This decline comes at a time when transmissions of bovine tuberculosis (bTB), a bacterial disease often found in cattle, are increasing between livestock and wildlife. There is limited research in the region on bTB and the factors increasing transmission rates. The only available data on bTB in RNP was collected in 2011. Through this project, the WHC seeks to add to the available disease information and examine population dynamics of the Ruaha Buffalo.
In September 2013, the WHC began their research by conducting the first aerial survey in over a decade. Additional surveys will allow researchers to understand how the buffaloes utilize the ecosystem throughout the year. This information will work to correlate environmental factors with buffalo movement data to identify areas of increased risk of contact with the surrounding livestock population.
Researchers are now planning the next steps of the research. They will be conducting a health assessment of 35 adult African buffaloes from at least 5 herds within RNP, which includes testing them for bTB and other parasites. They will also apply GPS collars to 15 buffaloes from 5 different herds and track them for two full calendar years to obtain information on seasonal movement patterns. Researchers will then collect population and demographic data early and late in the dry season from the collared buffalo, as well as from additional herds within RNP.

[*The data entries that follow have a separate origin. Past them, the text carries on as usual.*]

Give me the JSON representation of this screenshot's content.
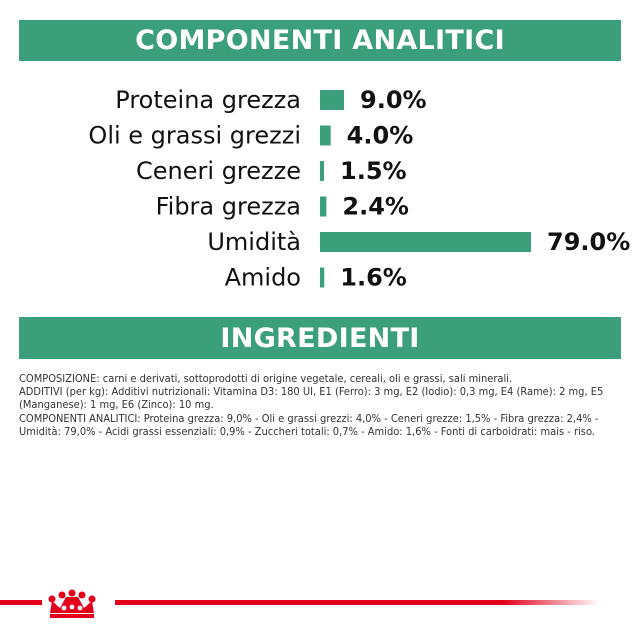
{
  "analytic": {
    "title": "COMPONENTI ANALITICI"
  },
  "chart_data": {
    "type": "bar",
    "orientation": "horizontal",
    "categories": [
      "Proteina grezza",
      "Oli e grassi grezzi",
      "Ceneri grezze",
      "Fibra grezza",
      "Umidità",
      "Amido"
    ],
    "values": [
      9.0,
      4.0,
      1.5,
      2.4,
      79.0,
      1.6
    ],
    "value_labels": [
      "9.0%",
      "4.0%",
      "1.5%",
      "2.4%",
      "79.0%",
      "1.6%"
    ],
    "xlim": [
      0,
      79.0
    ],
    "grid": false,
    "colors": {
      "bar": "#3b9f7c"
    }
  },
  "ingredients": {
    "title": "INGREDIENTI",
    "composition": "COMPOSIZIONE: carni e derivati, sottoprodotti di origine vegetale, cereali, oli e grassi, sali minerali.",
    "additives": "ADDITIVI (per kg): Additivi nutrizionali: Vitamina D3: 180 UI, E1 (Ferro): 3 mg, E2 (Iodio): 0,3 mg, E4 (Rame): 2 mg, E5 (Manganese): 1 mg, E6 (Zinco): 10 mg.",
    "analytic_text": "COMPONENTI ANALITICI: Proteina grezza: 9,0% - Oli e grassi grezzi: 4,0% - Ceneri grezze: 1,5% - Fibra grezza: 2,4% - Umidità: 79,0% - Acidi grassi essenziali: 0,9% - Zuccheri totali: 0,7% - Amido: 1,6% - Fonti di carboidrati: mais - riso."
  },
  "footer": {
    "logo_icon": "crown-icon",
    "stripe_color": "#e2001a"
  }
}
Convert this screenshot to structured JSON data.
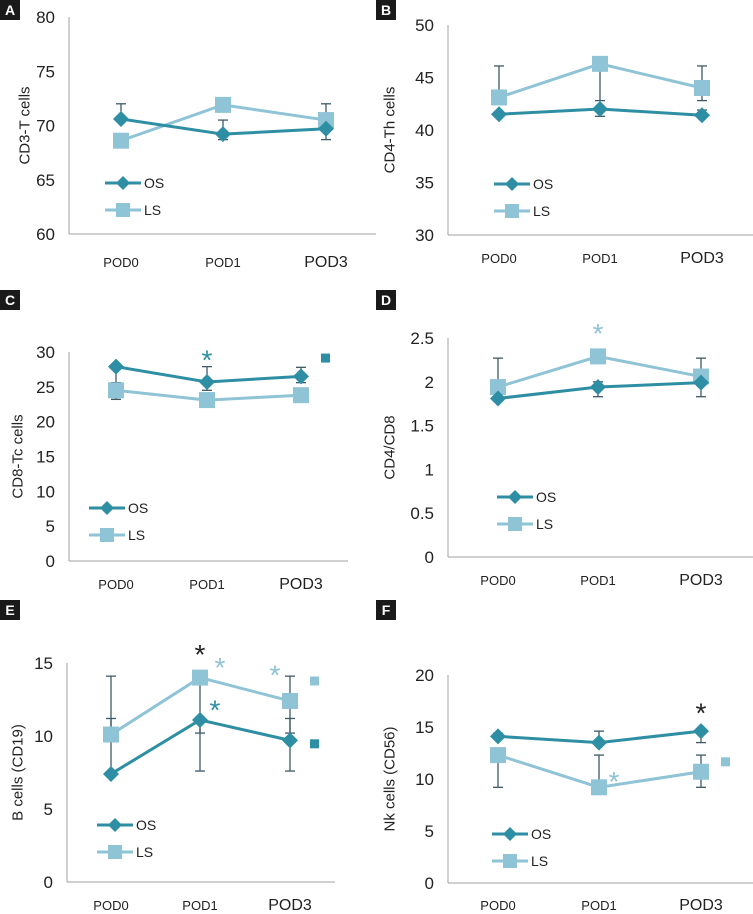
{
  "colors": {
    "OS": "#2e8ea3",
    "LS": "#8fc3d6",
    "errorbar": "#3d5a66",
    "axis": "#a0a0a0",
    "star_black": "#222222"
  },
  "chart_data": [
    {
      "panel": "A",
      "type": "line",
      "ylabel": "CD3-T cells",
      "ylim": [
        60,
        80
      ],
      "yticks": [
        60,
        65,
        70,
        75,
        80
      ],
      "categories": [
        "POD0",
        "POD1",
        "POD3"
      ],
      "legend": {
        "entries": [
          "OS",
          "LS"
        ],
        "placement": "lower-left"
      },
      "series": [
        {
          "name": "OS",
          "marker": "diamond",
          "values": [
            70.6,
            69.2,
            69.7
          ],
          "err_upper": [
            72.0,
            70.5,
            null
          ],
          "err_lower": [
            null,
            68.7,
            68.7
          ]
        },
        {
          "name": "LS",
          "marker": "square",
          "values": [
            68.6,
            71.9,
            70.5
          ],
          "err_upper": [
            null,
            null,
            72.0
          ],
          "err_lower": [
            null,
            null,
            null
          ]
        }
      ],
      "annotations": []
    },
    {
      "panel": "B",
      "type": "line",
      "ylabel": "CD4-Th cells",
      "ylim": [
        30,
        50
      ],
      "yticks": [
        30,
        35,
        40,
        45,
        50
      ],
      "categories": [
        "POD0",
        "POD1",
        "POD3"
      ],
      "legend": {
        "entries": [
          "OS",
          "LS"
        ],
        "placement": "lower-left"
      },
      "series": [
        {
          "name": "OS",
          "marker": "diamond",
          "values": [
            41.5,
            42.0,
            41.4
          ],
          "err_upper": [
            null,
            null,
            41.9
          ],
          "err_lower": [
            null,
            41.3,
            null
          ]
        },
        {
          "name": "LS",
          "marker": "square",
          "values": [
            43.1,
            46.3,
            44.0
          ],
          "err_upper": [
            46.1,
            null,
            46.1
          ],
          "err_lower": [
            null,
            42.8,
            42.8
          ]
        }
      ],
      "annotations": []
    },
    {
      "panel": "C",
      "type": "line",
      "ylabel": "CD8-Tc cells",
      "ylim": [
        0,
        30
      ],
      "yticks": [
        0,
        5,
        10,
        15,
        20,
        25,
        30
      ],
      "categories": [
        "POD0",
        "POD1",
        "POD3"
      ],
      "legend": {
        "entries": [
          "OS",
          "LS"
        ],
        "placement": "lower-left"
      },
      "series": [
        {
          "name": "OS",
          "marker": "diamond",
          "values": [
            27.9,
            25.7,
            26.5
          ],
          "err_upper": [
            null,
            27.9,
            27.8
          ],
          "err_lower": [
            25.6,
            24.5,
            25.6
          ]
        },
        {
          "name": "LS",
          "marker": "square",
          "values": [
            24.5,
            23.1,
            23.8
          ],
          "err_upper": [
            null,
            null,
            null
          ],
          "err_lower": [
            23.2,
            null,
            null
          ]
        }
      ],
      "annotations": [
        {
          "type": "star",
          "text": "*",
          "category": "POD1",
          "y": 29.5,
          "color": "OS"
        },
        {
          "type": "square",
          "category": "POD3",
          "offset": "right",
          "y": 29.2,
          "color": "OS"
        }
      ]
    },
    {
      "panel": "D",
      "type": "line",
      "ylabel": "CD4/CD8",
      "ylim": [
        0,
        2.5
      ],
      "yticks": [
        "0",
        "0.5",
        "1",
        "1.5",
        "2",
        "2.5"
      ],
      "yticks_values": [
        0,
        0.5,
        1,
        1.5,
        2,
        2.5
      ],
      "categories": [
        "POD0",
        "POD1",
        "POD3"
      ],
      "legend": {
        "entries": [
          "OS",
          "LS"
        ],
        "placement": "lower-left"
      },
      "series": [
        {
          "name": "OS",
          "marker": "diamond",
          "values": [
            1.81,
            1.94,
            1.99
          ],
          "err_upper": [
            null,
            2.0,
            null
          ],
          "err_lower": [
            null,
            1.83,
            1.83
          ]
        },
        {
          "name": "LS",
          "marker": "square",
          "values": [
            1.94,
            2.29,
            2.06
          ],
          "err_upper": [
            2.27,
            null,
            2.27
          ],
          "err_lower": [
            null,
            null,
            null
          ]
        }
      ],
      "annotations": [
        {
          "type": "star",
          "text": "*",
          "category": "POD1",
          "y": 2.6,
          "color": "LS"
        }
      ]
    },
    {
      "panel": "E",
      "type": "line",
      "ylabel": "B cells (CD19)",
      "ylim": [
        0,
        15
      ],
      "yticks": [
        0,
        5,
        10,
        15
      ],
      "categories": [
        "POD0",
        "POD1",
        "POD3"
      ],
      "legend": {
        "entries": [
          "OS",
          "LS"
        ],
        "placement": "lower-left"
      },
      "series": [
        {
          "name": "OS",
          "marker": "diamond",
          "values": [
            7.4,
            11.1,
            9.7
          ],
          "err_upper": [
            11.2,
            null,
            11.2
          ],
          "err_lower": [
            null,
            7.6,
            7.6
          ]
        },
        {
          "name": "LS",
          "marker": "square",
          "values": [
            10.1,
            14.0,
            12.4
          ],
          "err_upper": [
            14.1,
            null,
            14.1
          ],
          "err_lower": [
            null,
            10.2,
            10.2
          ]
        }
      ],
      "annotations": [
        {
          "type": "star",
          "text": "*",
          "category": "POD1",
          "y": 15.9,
          "color": "black",
          "dx": 0
        },
        {
          "type": "star",
          "text": "*",
          "category": "POD1",
          "y": 15.0,
          "color": "LS",
          "dx": 20
        },
        {
          "type": "star",
          "text": "*",
          "category": "POD1",
          "y": 12.1,
          "color": "OS",
          "dx": 15
        },
        {
          "type": "star",
          "text": "*",
          "category": "POD3",
          "y": 14.5,
          "color": "LS",
          "dx": -15
        },
        {
          "type": "square",
          "category": "POD3",
          "offset": "right",
          "y": 13.8,
          "color": "LS"
        },
        {
          "type": "square",
          "category": "POD3",
          "offset": "right",
          "y": 9.5,
          "color": "OS"
        }
      ]
    },
    {
      "panel": "F",
      "type": "line",
      "ylabel": "Nk cells (CD56)",
      "ylim": [
        0,
        20
      ],
      "yticks": [
        0,
        5,
        10,
        15,
        20
      ],
      "categories": [
        "POD0",
        "POD1",
        "POD3"
      ],
      "legend": {
        "entries": [
          "OS",
          "LS"
        ],
        "placement": "lower-left"
      },
      "series": [
        {
          "name": "OS",
          "marker": "diamond",
          "values": [
            14.1,
            13.5,
            14.6
          ],
          "err_upper": [
            14.4,
            14.6,
            null
          ],
          "err_lower": [
            null,
            null,
            13.5
          ]
        },
        {
          "name": "LS",
          "marker": "square",
          "values": [
            12.3,
            9.2,
            10.7
          ],
          "err_upper": [
            null,
            12.3,
            12.3
          ],
          "err_lower": [
            9.2,
            null,
            9.2
          ]
        }
      ],
      "annotations": [
        {
          "type": "star",
          "text": "*",
          "category": "POD3",
          "y": 16.8,
          "color": "black",
          "dx": 0
        },
        {
          "type": "star",
          "text": "*",
          "category": "POD1",
          "y": 10.2,
          "color": "LS",
          "dx": 15
        },
        {
          "type": "square",
          "category": "POD3",
          "offset": "right",
          "y": 11.7,
          "color": "LS"
        }
      ]
    }
  ]
}
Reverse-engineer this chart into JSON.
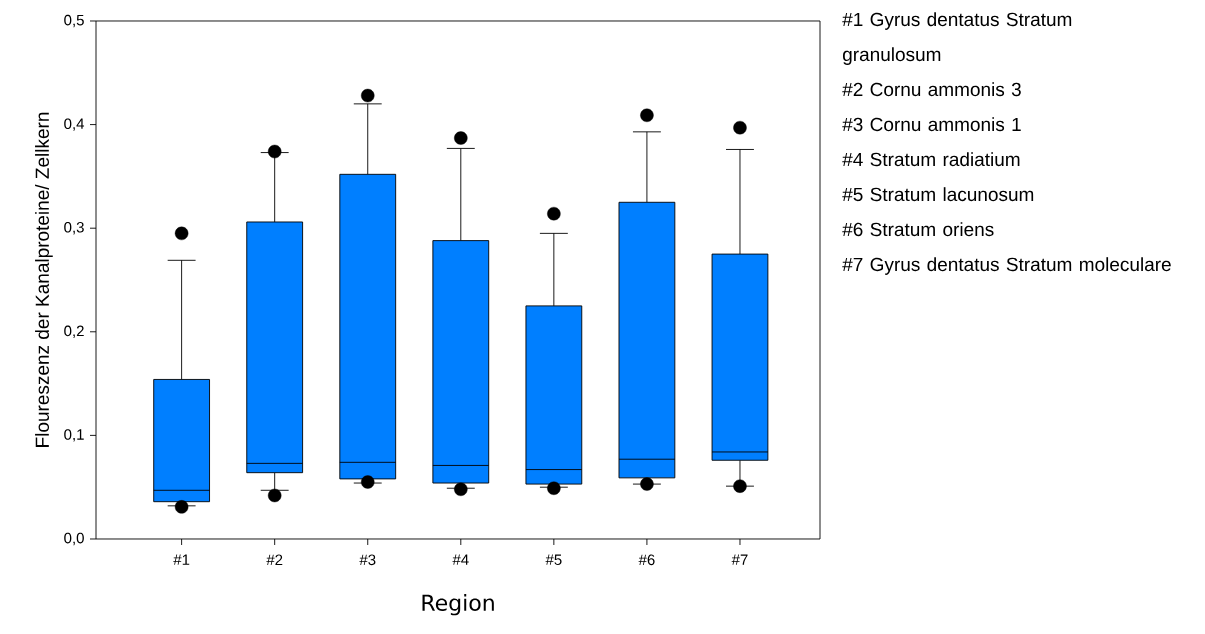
{
  "chart_data": {
    "type": "box",
    "xlabel": "Region",
    "ylabel": "Floureszenz der Kanalproteine/ Zellkern",
    "categories": [
      "#1",
      "#2",
      "#3",
      "#4",
      "#5",
      "#6",
      "#7"
    ],
    "color": "#007fff",
    "boxes": [
      {
        "low": 0.032,
        "q1": 0.036,
        "median": 0.047,
        "q3": 0.154,
        "high": 0.269,
        "outliers": [
          0.295,
          0.031
        ]
      },
      {
        "low": 0.047,
        "q1": 0.064,
        "median": 0.073,
        "q3": 0.306,
        "high": 0.373,
        "outliers": [
          0.374,
          0.042
        ]
      },
      {
        "low": 0.054,
        "q1": 0.058,
        "median": 0.074,
        "q3": 0.352,
        "high": 0.42,
        "outliers": [
          0.428,
          0.055
        ]
      },
      {
        "low": 0.049,
        "q1": 0.054,
        "median": 0.071,
        "q3": 0.288,
        "high": 0.377,
        "outliers": [
          0.387,
          0.048
        ]
      },
      {
        "low": 0.05,
        "q1": 0.053,
        "median": 0.067,
        "q3": 0.225,
        "high": 0.295,
        "outliers": [
          0.314,
          0.049
        ]
      },
      {
        "low": 0.053,
        "q1": 0.059,
        "median": 0.077,
        "q3": 0.325,
        "high": 0.393,
        "outliers": [
          0.409,
          0.053
        ]
      },
      {
        "low": 0.051,
        "q1": 0.076,
        "median": 0.084,
        "q3": 0.275,
        "high": 0.376,
        "outliers": [
          0.397,
          0.051
        ]
      }
    ],
    "ylim": [
      0,
      0.5
    ],
    "yticks": [
      {
        "value": 0,
        "label": "0,0"
      },
      {
        "value": 0.1,
        "label": "0,1"
      },
      {
        "value": 0.2,
        "label": "0,2"
      },
      {
        "value": 0.3,
        "label": "0,3"
      },
      {
        "value": 0.4,
        "label": "0,4"
      },
      {
        "value": 0.5,
        "label": "0,5"
      }
    ],
    "annotations": [
      "#1 Gyrus dentatus Stratum granulosum",
      "#2 Cornu ammonis 3",
      "#3 Cornu ammonis 1",
      "#4 Stratum radiatium",
      "#5 Stratum lacunosum",
      "#6 Stratum oriens",
      "#7 Gyrus dentatus Stratum moleculare"
    ]
  }
}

The long term goal of the project is to determine the extent and cause of the buffalo decline, identify ecological drivers for buffalo movements and document behaviors that put them at risk for disease. The dataset collected will provide new data on the buffalo population in RNP and generate information that is relevant for other buffalo populations in Eastern and Southern Africa. Further, the project will generate data that can be utilized by RNP to make informed management decisions for their buffalo population, allowing them to better conserve the species inside and outside the park.